Randall said she was “extremely embarrassed,” but humbled by the congratulations and turnout.

She didn’t say much at the ceremony, but thanked the City Council for keeping the community garden concept alive.

There was some concern on her part that once the city sold the land occupied by the previous community garden since 2002, that would be the end of it.

“It actually lasted sixteen years, and that’s pretty impressive,” Randall said. “People valued it more than I thought they did.”

Randall became a master gardener in 2001, agreeing to volunteer 50 hours a year for two years. She spent her time driving once a week to the community food bank garden in Monroe, which over time became a model for other community gardens and master gardener projects in the region.

Randall told Arlington Garden Club members about the garden. Virginia Hatch, who was president of the garden club, said they should build their own.

Randall was also a member of the Friends of the Arlington Library and knew Martin Jacobs, who owned the land across from the library on Washington Street. Then head librarian, Maggie Nathan, looked in on him from time to time. When he died in 1989, he left his land to the city as a thank you for Nathan’s caregiving.

The city bought the land next to his gift and ran a bond to build a newer, larger library, but it failed twice. In 2002, Randall suggested the land be used temporarily for a community garden. The City Council agreed, and the Randalls got to work building, thanks to husband Chuck’s building skills adding a table and benches, donations of tools from the garden club, grants and donations.

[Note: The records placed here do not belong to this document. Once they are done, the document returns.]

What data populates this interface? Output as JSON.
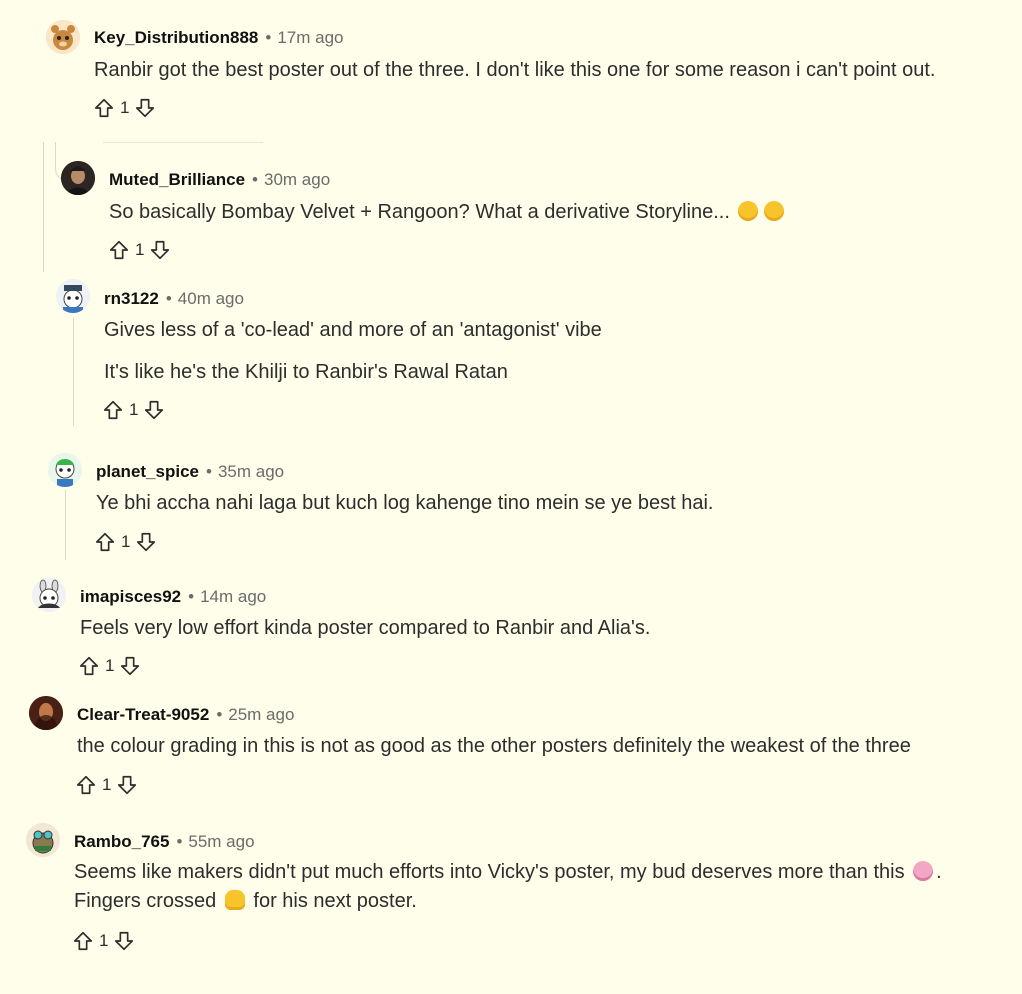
{
  "comments": [
    {
      "author": "Key_Distribution888",
      "time": "17m ago",
      "text": "Ranbir got the best poster out of the three. I don't like this one for some reason i can't point out.",
      "score": "1",
      "avatar": "snoo-bear-avatar"
    },
    {
      "author": "Muted_Brilliance",
      "time": "30m ago",
      "text": "So basically Bombay Velvet + Rangoon? What a derivative Storyline...",
      "emojis": [
        "eye-roll-emoji",
        "raised-eyebrow-emoji"
      ],
      "score": "1",
      "avatar": "photo-avatar"
    },
    {
      "author": "rn3122",
      "time": "40m ago",
      "paragraphs": [
        "Gives less of a 'co-lead' and more of an 'antagonist' vibe",
        "It's like he's the Khilji to Ranbir's Rawal Ratan"
      ],
      "score": "1",
      "avatar": "snoo-hat-avatar"
    },
    {
      "author": "planet_spice",
      "time": "35m ago",
      "text": "Ye bhi accha nahi laga but kuch log kahenge tino mein se ye best hai.",
      "score": "1",
      "avatar": "snoo-green-avatar"
    },
    {
      "author": "imapisces92",
      "time": "14m ago",
      "text": "Feels very low effort kinda poster compared to Ranbir and Alia's.",
      "score": "1",
      "avatar": "snoo-bunny-avatar"
    },
    {
      "author": "Clear-Treat-9052",
      "time": "25m ago",
      "text": "the colour grading in this is not as good as the other posters definitely the weakest of the three",
      "score": "1",
      "avatar": "photo-avatar"
    },
    {
      "author": "Rambo_765",
      "time": "55m ago",
      "line1": "Seems like makers didn't put much efforts into Vicky's poster, my bud deserves more than this",
      "line1_end": ".",
      "line2_start": "Fingers crossed",
      "line2_end": "for his next poster.",
      "emojis": [
        "loudly-crying-emoji",
        "crossed-fingers-emoji"
      ],
      "score": "1",
      "avatar": "snoo-goggles-avatar"
    }
  ]
}
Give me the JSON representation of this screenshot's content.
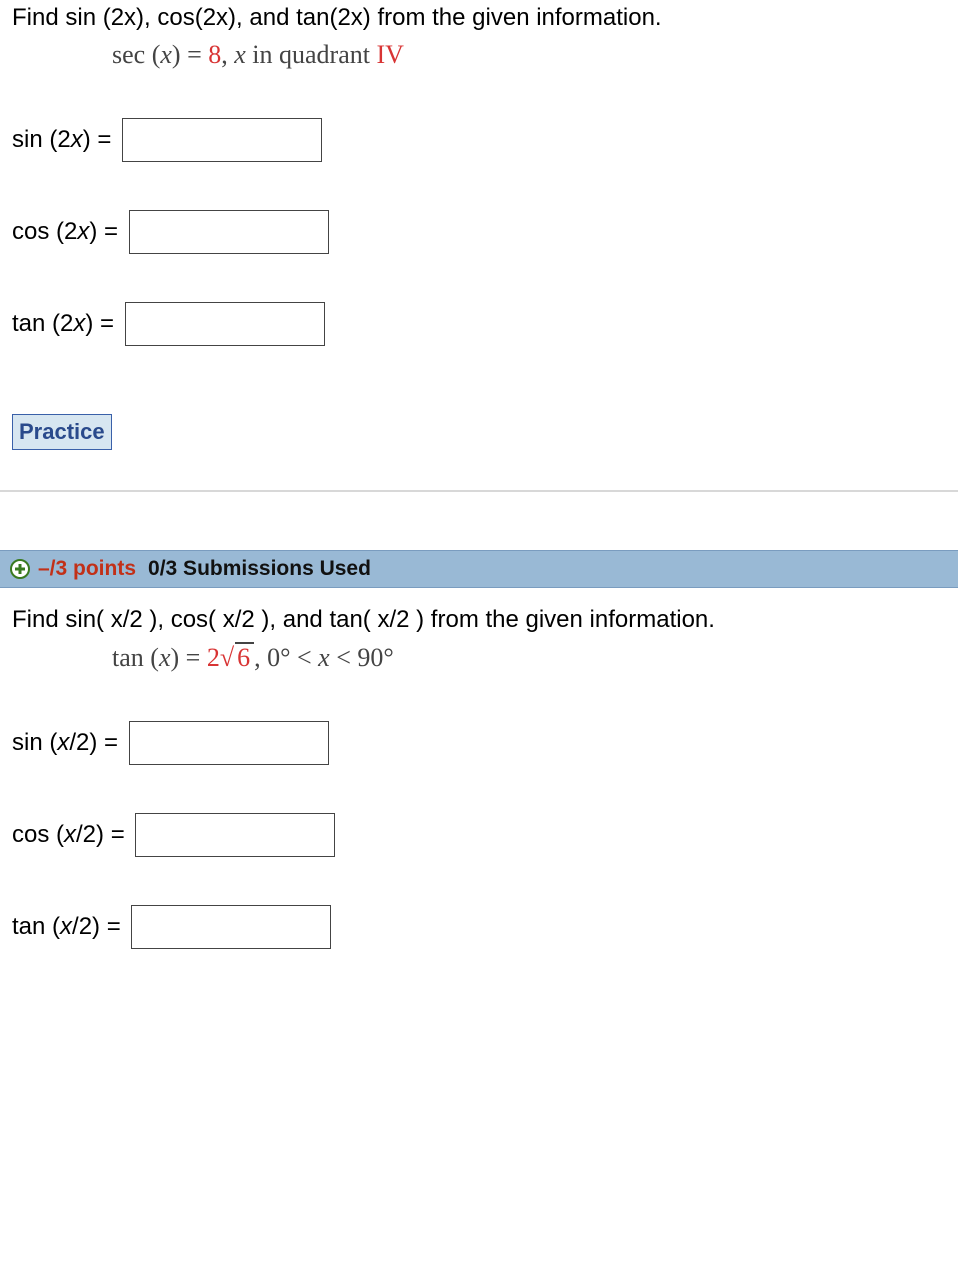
{
  "problem1": {
    "prompt": "Find sin (2x), cos(2x), and tan(2x) from the given information.",
    "given_func": "sec",
    "given_arg_pre": " (",
    "given_arg_var": "x",
    "given_arg_post": ") = ",
    "given_value": "8",
    "given_text1": ",    ",
    "quadrant_var": "x",
    "quadrant_text": " in quadrant ",
    "quadrant_num": "IV",
    "rows": [
      {
        "label_pre": "sin (2",
        "label_var": "x",
        "label_post": ") = "
      },
      {
        "label_pre": "cos (2",
        "label_var": "x",
        "label_post": ") = "
      },
      {
        "label_pre": "tan (2",
        "label_var": "x",
        "label_post": ") = "
      }
    ],
    "practice_label": "Practice"
  },
  "header": {
    "points": "–/3 points",
    "submissions": "0/3 Submissions Used"
  },
  "problem2": {
    "prompt": "Find sin( x/2 ), cos( x/2 ), and tan( x/2 ) from the given information.",
    "given_func": "tan",
    "given_arg_pre": " (",
    "given_arg_var": "x",
    "given_arg_post": ") = ",
    "given_value_pre": "2",
    "given_radicand": "6",
    "given_text1": ",    ",
    "range_pre": "0° < ",
    "range_var": "x",
    "range_post": " < 90°",
    "rows": [
      {
        "label_pre": "sin (",
        "label_var": "x",
        "label_post": "/2) = "
      },
      {
        "label_pre": "cos (",
        "label_var": "x",
        "label_post": "/2) = "
      },
      {
        "label_pre": "tan (",
        "label_var": "x",
        "label_post": "/2) = "
      }
    ]
  }
}
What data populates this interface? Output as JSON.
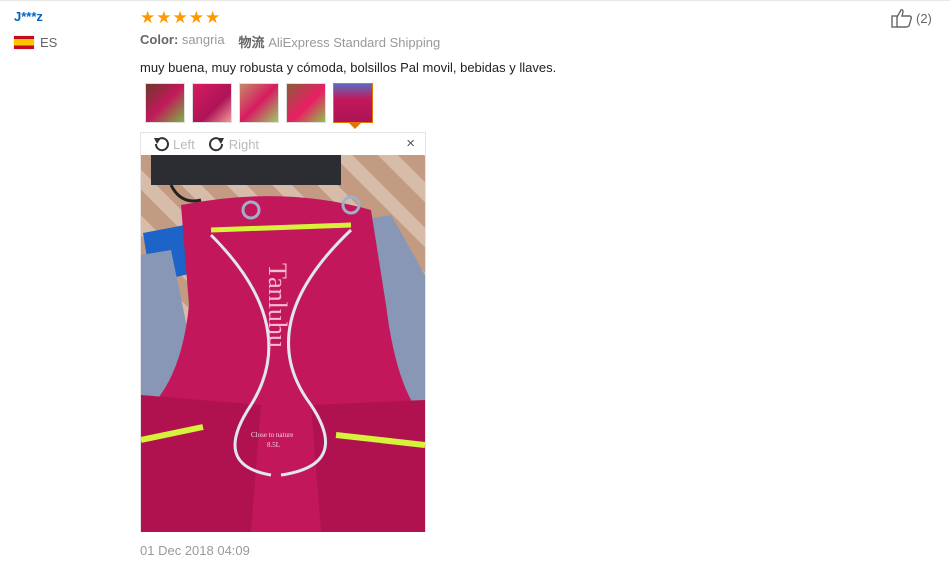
{
  "reviewer": {
    "name": "J***z",
    "country_code": "ES"
  },
  "rating": {
    "stars": 5,
    "max": 5
  },
  "attributes": {
    "color_label": "Color:",
    "color_value": "sangria",
    "shipping_label": "物流",
    "shipping_value": "AliExpress Standard Shipping"
  },
  "review_text": "muy buena, muy robusta y cómoda, bolsillos Pal movil, bebidas y llaves.",
  "thumbnails": [
    {
      "name": "thumb-1"
    },
    {
      "name": "thumb-2"
    },
    {
      "name": "thumb-3"
    },
    {
      "name": "thumb-4"
    },
    {
      "name": "thumb-5",
      "selected": true
    }
  ],
  "viewer": {
    "rotate_left_label": "Left",
    "rotate_right_label": "Right",
    "close_glyph": "×"
  },
  "photo_text": {
    "brand": "Tanluhu",
    "tag1": "Close to nature",
    "tag2": "8.5L"
  },
  "date": "01 Dec 2018 04:09",
  "helpful": {
    "count_text": "(2)"
  },
  "colors": {
    "accent_orange": "#ff9900",
    "link_blue": "#0066c0",
    "selected_border": "#e37400",
    "pack_pink": "#c2185b"
  }
}
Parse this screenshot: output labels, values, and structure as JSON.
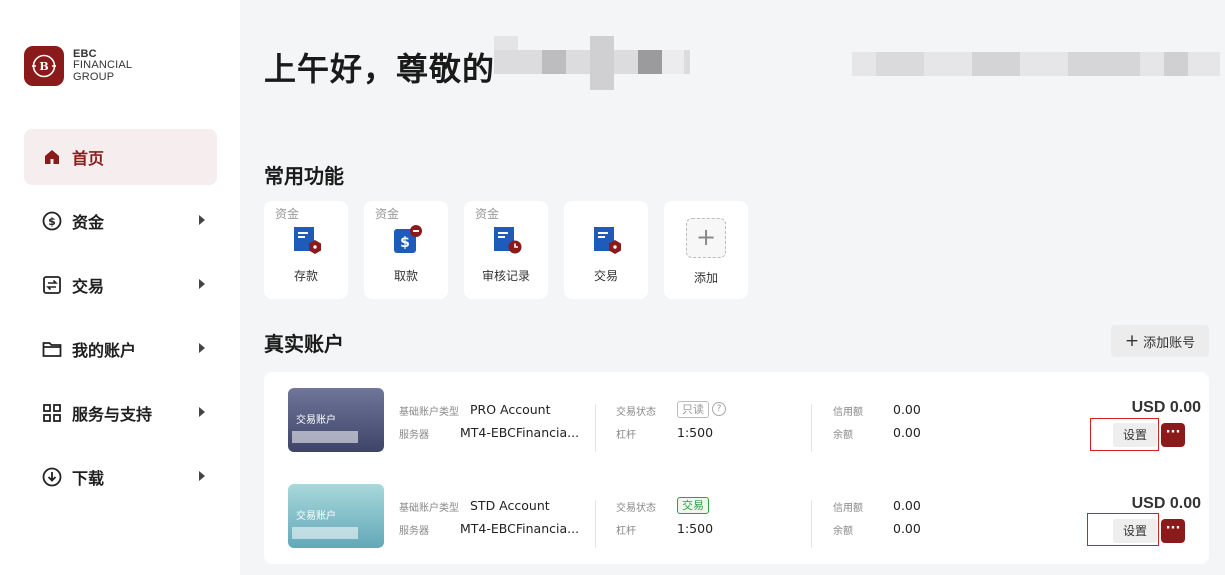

Randall managed the garden for 10 years. If all of the beds didn’t fill up she went to the Arlington Food Bank and found people in need who were willing to garden the empty plots.

Some summers, Randall could be found working in the garden from the light of the street lamp late into the night.

Because of the original Arlington garden, more community gardens have taken seed elsewhere, in places such as a senior center in Troy, Montana; the city of Libby; and Rosebud (Sioux) and Pineridge reservations. Pineridge bestowed a traditional gift quilt on Randall as a thanks for saving the lives of the members by coming up with the community garden idea. She still has it.

Randall eventually retired from caring for the garden, and Virginia Hatch stepped in for a few more years.

Beth Countryman helped Hatch, and now manages the Third Street Garden, which has drawn diverse groups tending the beds, ranging from school children to senior citizens.

“It’s not just about growing produce,” Countryman said. “It’s about growing community around the gardens.”

What does Randall think of the new garden?

“It’s absolutely beautiful,” she said.

She added that almost every problem with the last garden has been avoided. The land is flat instead of slightly sloped, which is better for wheelchair access and the space between rows lets park maintenance workers come through with a mower. She hopes produce theft won’t become an issue..

Randall’s hands-on community garden involvement has tapered off, but she still tends a big garden at home.

“If it wasn’t producing any food, I would still grow it just for the art form,” she said.